He was waiting.
Not to hear the arguments of experts
but to listen to
threatening, advancing sounds.
Sometime ago, he dismissed his dependence
ignoring the darts of criticism.
Just observing the others,
the inferior ones, tied to the Forum.
No more attempts to explain what occurs,
but that imperceptible play of the eyelids,
the wonder inset in the corner of the eye
or perhaps a sardonic quivering of the lips.
Now, the commonness of a normal life
devoid of drama.
You expected to dedicate yourself to action,
to organize yourself and some others
realizing, of course, that prudence and maturity,
when they work together, are helpful.
You were expecting.
Action was stolen by those who had played and won.

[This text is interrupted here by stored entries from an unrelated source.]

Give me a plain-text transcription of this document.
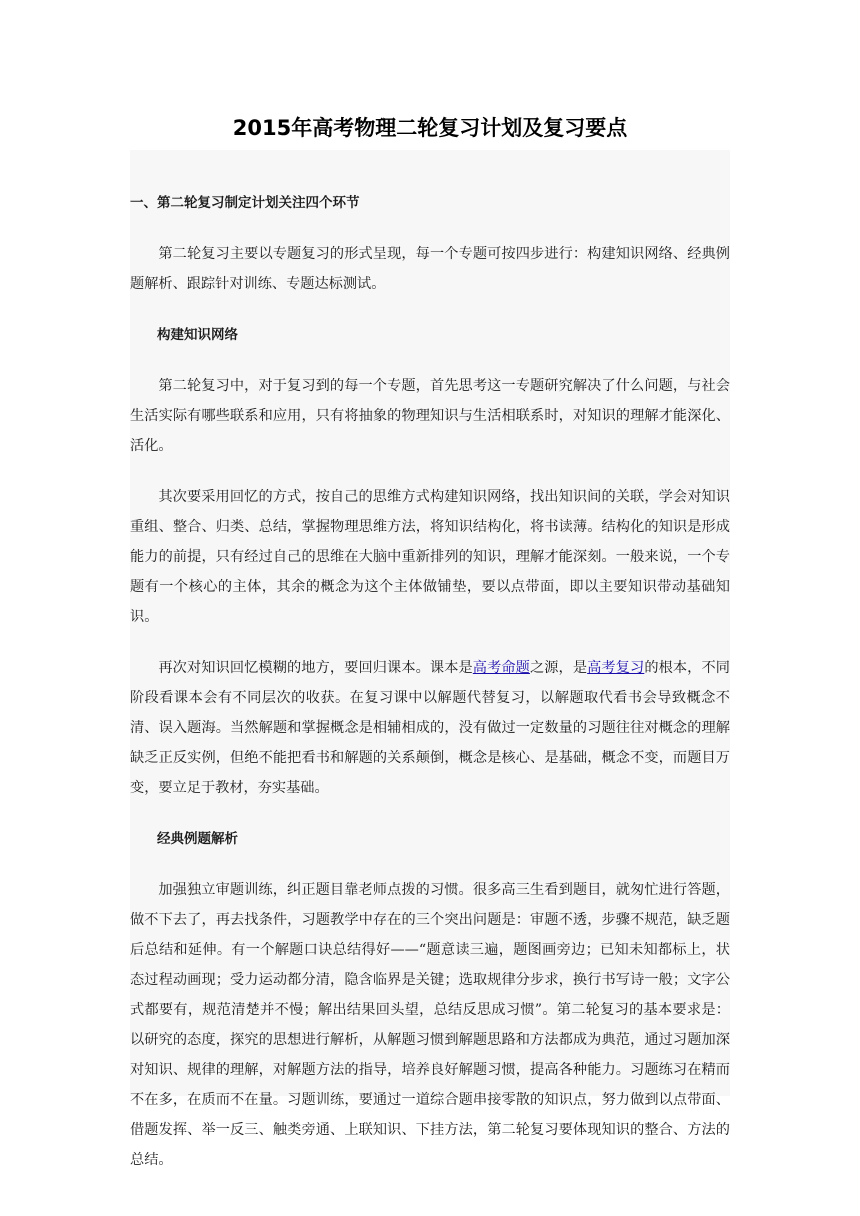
2015年高考物理二轮复习计划及复习要点

一、第二轮复习制定计划关注四个环节

第二轮复习主要以专题复习的形式呈现，每一个专题可按四步进行：构建知识网络、经典例题解析、跟踪针对训练、专题达标测试。

构建知识网络

第二轮复习中，对于复习到的每一个专题，首先思考这一专题研究解决了什么问题，与社会生活实际有哪些联系和应用，只有将抽象的物理知识与生活相联系时，对知识的理解才能深化、活化。

其次要采用回忆的方式，按自己的思维方式构建知识网络，找出知识间的关联，学会对知识重组、整合、归类、总结，掌握物理思维方法，将知识结构化，将书读薄。结构化的知识是形成能力的前提，只有经过自己的思维在大脑中重新排列的知识，理解才能深刻。一般来说，一个专题有一个核心的主体，其余的概念为这个主体做铺垫，要以点带面，即以主要知识带动基础知识。

再次对知识回忆模糊的地方，要回归课本。课本是高考命题之源，是高考复习的根本，不同阶段看课本会有不同层次的收获。在复习课中以解题代替复习，以解题取代看书会导致概念不清、误入题海。当然解题和掌握概念是相辅相成的，没有做过一定数量的习题往往对概念的理解缺乏正反实例，但绝不能把看书和解题的关系颠倒，概念是核心、是基础，概念不变，而题目万变，要立足于教材，夯实基础。

经典例题解析

加强独立审题训练，纠正题目靠老师点拨的习惯。很多高三生看到题目，就匆忙进行答题，做不下去了，再去找条件，习题教学中存在的三个突出问题是：审题不透，步骤不规范，缺乏题后总结和延伸。有一个解题口诀总结得好——“题意读三遍，题图画旁边；已知未知都标上，状态过程动画现；受力运动都分清，隐含临界是关键；选取规律分步求，换行书写诗一般；文字公式都要有，规范清楚并不慢；解出结果回头望，总结反思成习惯”。第二轮复习的基本要求是：以研究的态度，探究的思想进行解析，从解题习惯到解题思路和方法都成为典范，通过习题加深对知识、规律的理解，对解题方法的指导，培养良好解题习惯，提高各种能力。习题练习在精而不在多，在质而不在量。习题训练，要通过一道综合题串接零散的知识点，努力做到以点带面、借题发挥、举一反三、触类旁通、上联知识、下挂方法，第二轮复习要体现知识的整合、方法的总结。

Your passion for organizing, mockingly winked at you,
since it required a previous vigor.
As for prudence, it had finished as a moth eaten mould.
Maturity seemed up in the air, impossible to reach.

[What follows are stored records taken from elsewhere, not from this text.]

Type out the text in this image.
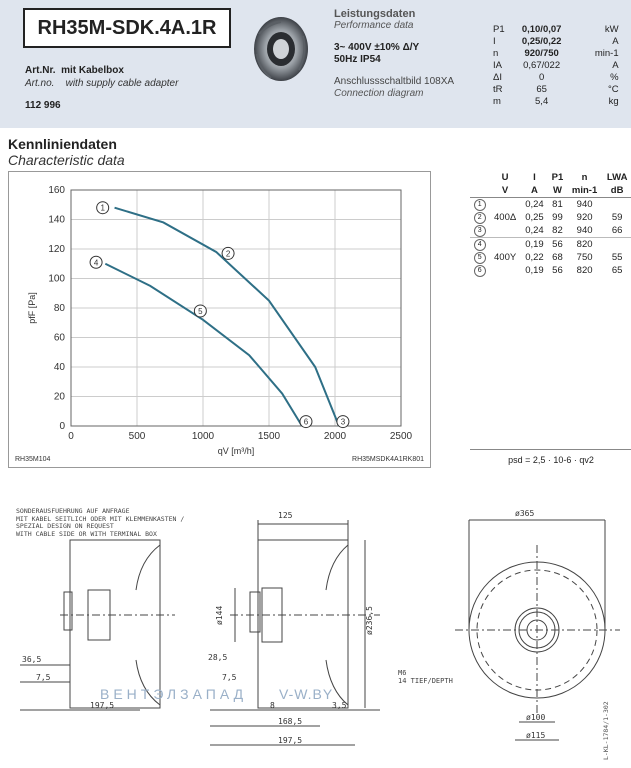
RH35M-SDK.4A.1R
Art.Nr. mit Kabelbox
Art.no. with supply cable adapter
112 996
Leistungsdaten
Performance data
3~ 400V ±10% Δ/Y
50Hz IP54
Anschlussschaltbild 108XA
Connection diagram
P1	0,10/0,07	kW
I	0,25/0,22	A
n	920/750	min-1
IA	0,67/022	A
ΔI	0	%
tR	65	°C
m	5,4	kg
Kennliniendaten
Characteristic data
0	500	1000	1500	2000	2500
0
20
40
60
80
100
120
140
160
qV [m³/h]
pfF [Pa]
RH35M104	RH35MSDK4A1RK801
1
2
3
4
5
6
	U	I	P1	n	LWA
	V	A	W	min-1	dB
1		0,24	81	940	
2	400Δ	0,25	99	920	59
3		0,24	82	940	66
4		0,19	56	820	
5	400Y	0,22	68	750	55
6		0,19	56	820	65
psd = 2,5 · 10-6 · qv2
SONDERAUSFUEHRUNG AUF ANFRAGE
MIT KABEL SEITLICH ODER MIT KLEMMENKASTEN /
SPEZIAL DESIGN ON REQUEST
WITH CABLE SIDE OR WITH TERMINAL BOX
M6
14 TIEF/DEPTH
L-KL-1784/1-302
125	ø365
ø144	ø236,5
36,5
7,5
197,5
28,5
7,5
8	3,5
168,5
197,5
ø100
ø115
ВЕНТЭЛЗАПАД V-W.BY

The previous impeaches the present.
Expectation—as you know very well—
poses as a funeral.
In praise of an ambiguous mood | Pericles’ Epitaph
An endless analysis doesn’t seem to help,
nor does the search for historical elements.
Today the “zero participating”
tend to dominate more and more.
The decay or misunderstanding of
principles and values
has become the rule.
They geometrically increase everywhere
keeping their distance, consciously
or even ostensibly
loathing alien idols
and the sparkle of falling stars.
Proving they are not few–
those who justify non-participation.
So we return to the text:
“The one not participating in public affairs
is not just inert…”
Once more you try to reach a conclusion.
Even then it is possible that
Few shared the same belief.
Humans are always exactly the same.
“… we consider him vile”
feels like stabbing in the chest.
Taste of the End
When the narration ends
some bitter taste always remains on the palate
for what was left unsaid
through negligence or ignorance.
Precisely what inflates sorrow,
since the theoretical discussion
about human limits
has been tested again.
Translated from the Greek by Katerina Anghelaki-Rooke | Michael March
Constantine Kokossis was born in 1951 in Athens, Greece. After completing his studies, he joined the Foreign Service (1976-2012). He was posted to Turkey, Belgium, Cyprus, USA, Ethiopia, Albania and the Czech Republic. He is the author of the novels: The Emergence of the West (Alexandria, 2004); Diversion (Iolkos, 2010); Achilles’ Long Journey (Alexandria, 2010) which was translated into Czech (Achileas, Achil, nebo…nic), edited by “Vydava-Telstvi Rula, 2011); and Twelve Short Poems for Faint-Hearted Times. In 2015, Constantine Kokossis received the Spiros Vergos Prize for Freedom of Expression awarded by the Prague Writers’ Festival.